Glimpses—Written Fiction
General audiences1999, 19-kB JPEG image
This sketch attempts to capture the creator’s vision of the character. The eyes and antlers are close, but the muzzle and ears need work. Fourth World created by Charlie Luce Jr. and used with permission.

Night Flight

A Fourth World pastiche by Dave Bryant
Characters and background created by Charlie Luce, Jr. and used with permission

This work is copyright 1998 and is not in the public domain

The woods are lovely, dark and deep.
But I have promises to keep,
And miles to go before I sleep,
And miles to go before I sleep.

—Robert Frost, “Stopping by Woods on a Snowy Evening”, fourth stanza (1923)
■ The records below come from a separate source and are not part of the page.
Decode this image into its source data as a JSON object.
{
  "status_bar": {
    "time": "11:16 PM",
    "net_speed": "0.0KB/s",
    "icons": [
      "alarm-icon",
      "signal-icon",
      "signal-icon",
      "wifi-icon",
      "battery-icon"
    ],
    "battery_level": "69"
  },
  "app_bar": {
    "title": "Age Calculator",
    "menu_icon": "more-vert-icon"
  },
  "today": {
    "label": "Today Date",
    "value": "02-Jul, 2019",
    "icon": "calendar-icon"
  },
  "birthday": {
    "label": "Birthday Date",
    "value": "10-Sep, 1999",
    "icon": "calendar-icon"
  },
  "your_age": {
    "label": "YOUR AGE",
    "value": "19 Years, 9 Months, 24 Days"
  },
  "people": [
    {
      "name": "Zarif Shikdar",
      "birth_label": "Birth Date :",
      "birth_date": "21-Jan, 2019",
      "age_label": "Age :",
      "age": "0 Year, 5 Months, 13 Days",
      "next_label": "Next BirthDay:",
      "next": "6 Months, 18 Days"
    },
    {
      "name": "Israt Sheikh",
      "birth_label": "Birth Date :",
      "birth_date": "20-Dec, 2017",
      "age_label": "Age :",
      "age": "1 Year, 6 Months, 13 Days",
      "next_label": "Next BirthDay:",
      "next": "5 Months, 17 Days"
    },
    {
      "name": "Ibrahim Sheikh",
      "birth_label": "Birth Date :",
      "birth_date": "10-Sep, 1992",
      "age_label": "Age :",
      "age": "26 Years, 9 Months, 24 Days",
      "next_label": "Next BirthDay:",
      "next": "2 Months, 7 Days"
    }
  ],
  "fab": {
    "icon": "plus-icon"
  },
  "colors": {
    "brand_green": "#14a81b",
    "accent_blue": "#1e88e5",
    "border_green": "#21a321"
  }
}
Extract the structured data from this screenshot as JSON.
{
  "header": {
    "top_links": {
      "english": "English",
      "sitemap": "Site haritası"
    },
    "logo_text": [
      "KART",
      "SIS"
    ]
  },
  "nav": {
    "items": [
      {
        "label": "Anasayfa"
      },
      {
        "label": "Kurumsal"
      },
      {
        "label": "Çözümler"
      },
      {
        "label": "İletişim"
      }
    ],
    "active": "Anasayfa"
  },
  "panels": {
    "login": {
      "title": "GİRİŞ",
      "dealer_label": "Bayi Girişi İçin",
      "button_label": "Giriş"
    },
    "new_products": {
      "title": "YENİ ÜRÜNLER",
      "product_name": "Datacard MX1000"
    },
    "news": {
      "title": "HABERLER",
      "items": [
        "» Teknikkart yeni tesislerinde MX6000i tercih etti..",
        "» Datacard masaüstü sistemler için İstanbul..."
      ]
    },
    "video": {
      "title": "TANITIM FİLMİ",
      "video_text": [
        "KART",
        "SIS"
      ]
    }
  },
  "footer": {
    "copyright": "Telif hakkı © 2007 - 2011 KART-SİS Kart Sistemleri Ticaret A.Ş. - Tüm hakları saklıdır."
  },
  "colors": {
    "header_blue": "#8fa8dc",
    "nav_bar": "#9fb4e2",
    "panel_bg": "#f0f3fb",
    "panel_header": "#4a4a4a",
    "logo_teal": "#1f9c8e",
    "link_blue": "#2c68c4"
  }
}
Early morning, 21 June 1996
House Solstice, Fourth World Settlement

Peregrine Peryton drifted up through layers of slumber like a piece of flotsam broken free from a sunken ship. Moments stretched into centuries before she reached the surface of wakefulness. A few moments of sleep-sodden confusion coalesced in an annoyed thought.
I’d hoped the change of scenery would end this nonsense.
Sighing quietly, she levered herself up, trying not to disturb the warm figure lying beside her, almost shimmeringly white even in the darkness. After reaching out tenderly to brush her fingertips over Daphne’s tousled curly mane, she stood and padded silently to the bathroom door, opening it and maneuvering herself through carefully, then closing it with only the faint click she’d never been able to prevent, no matter how delicate her touch.
As Peri-Peri attended to the pressure that had, in part, roused her, she pondered the restlessness that had been the larger part of that awakening. It was nothing new; even before coming to the portal, the person she had been was troubled by it more often than not. After the transformation, she’d assumed her new body and environment would soothe that disquiet. For a time, they had; the hard work she, and most other fourthworlders, had put in, building the settlement they lived in, sent her stumbling to her bed most nights to collapse into exhausted sleep.
But now that the pace of construction had slackened, the nocturnal stirrings had resumed. They were less compelling, at least, and until now, she’d returned immediately to bed after taking care of physical needs. Tonight was different, however, for no reason she could articulate.
Still lost in thought, Peri padded carefully back through the bedroom and out, closing that door as quietly as she had the other. She walked through the living room more confidently, to the front door. There she stepped cautiously, seeking her own shoes amongst the three pairs strewn carelessly on the large mud mat, the woven straw rough against her bare soles. A faint indulgent smile lit her face at the memory of how often Daphne had chided her housemates about this habit, and Margaret’s response.
“Honey, I don’t see the sense in puttin’ our shoes away when we’re just gonna get ’em out again later.” Daphne had shaken her head and desisted, but she still tried to persuade them to set the shoes neatly by the door, with mixed success—mostly with Cleo, prompting another observation from Margaret. “Oh, for Mom’s sake, Cleo, you don’t have to feel guilty about everything.”
Finding the flamboyant athletic shoes she liked so much, Peri hunkered down to slip them on, patting the Velcro fasteners into place. She straightened fluidly and, hanging on to prevent it from crashing into the wall, threw open the front door.
She bounded outside, the air swirling around her body, warmth from the house mixing with the coolness of a clear alpine summer night. She did not lock the door as she closed it behind her, a reflex she’d been happy to leave behind with her old identity. Crime was unknown—at least so far—on Fourth World.
After her initial impetus had brought her a dozen steps from the small prefab cabin she shared with her three housemates, she stopped and threw up her head to draw in a deep breath of the crisp air, luxuriating in the rich scents it carried: soil turned the day before by work on the newest cabins, cooking oils burned by the diesel-donkeys turning that soil, exotic mountain plants never seen on Earth. Under it all were the faint mingled scents of the women who had, at the behest of what they had come to assume was a sort of goddess, set out to colonize a world far from the planet on which their original human identities had lived.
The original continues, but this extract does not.